CRRT Machine Created for Infants with AKI

This article originally appeared here.
First in-human use of miniaturized machine shows good outcomes.
First in-human use of miniaturized machine shows good outcomes.

A continuous renal replacement therapy (CRRT) device created for neonates can aid the management of acute kidney injury with positive outcomes, according to a study published online May 24 in The Lancet.

Claudio Ronco, M.D., from San Bortolo Hospital in Vicenza, Italy, and colleagues created a miniaturized Cardio-Renal Pediatric Dialysis Emergency Machine (CARPEDIEM) specifically for neonates and small infants. The device was assessed with in-vitro laboratory tests and in critically ill neonates.
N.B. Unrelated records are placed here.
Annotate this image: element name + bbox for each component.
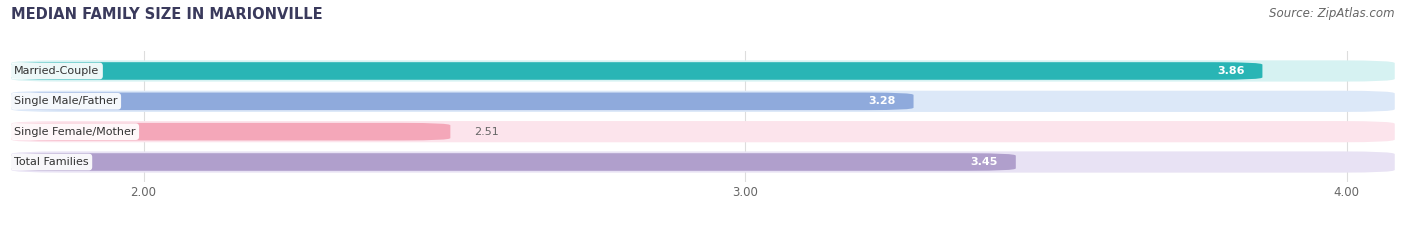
Text: Married-Couple: Married-Couple [14, 66, 100, 76]
FancyBboxPatch shape [11, 93, 914, 110]
Text: Total Families: Total Families [14, 157, 89, 167]
Text: 3.86: 3.86 [1216, 66, 1244, 76]
Text: Single Male/Father: Single Male/Father [14, 96, 118, 106]
FancyBboxPatch shape [11, 62, 1263, 80]
FancyBboxPatch shape [11, 121, 1395, 142]
FancyBboxPatch shape [11, 123, 450, 140]
Text: 2.51: 2.51 [474, 127, 499, 137]
FancyBboxPatch shape [11, 151, 1395, 173]
FancyBboxPatch shape [11, 153, 1015, 171]
Text: Single Female/Mother: Single Female/Mother [14, 127, 136, 137]
Text: Source: ZipAtlas.com: Source: ZipAtlas.com [1270, 7, 1395, 20]
FancyBboxPatch shape [11, 91, 1395, 112]
Text: 3.28: 3.28 [868, 96, 896, 106]
FancyBboxPatch shape [11, 60, 1395, 82]
Text: MEDIAN FAMILY SIZE IN MARIONVILLE: MEDIAN FAMILY SIZE IN MARIONVILLE [11, 7, 323, 22]
Text: 3.45: 3.45 [970, 157, 998, 167]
The researchers found that the primary characteristics of CARPEDIEM included the low priming volume of the circuit (<30 mL), miniaturized roller pumps, and accurate ultrafiltration control via calibrated scales with a precision of 1 g. A 2.9-kg neonate with hemorrhagic shock, multiple organ dysfunction, and severe fluid overload for more than 400 h was treated with the CARPEDIEM, using continuous venovenous hemofiltration, single-pass albumin dialysis, blood exchange, and plasma exchange. Organ function was restored and the neonate survived and was discharged from the hospital with only mild renal insufficiency that did not require renal replacement therapy, despite the severity of the initial illness.

"The CARPEDIEM could reduce the range of indications for peritoneal dialysis, widen the range of indications for CRRT, make the use of CRRT less traumatic, and expand its use as supportive therapy even when complete renal replacement therapy is not indicated," the authors write.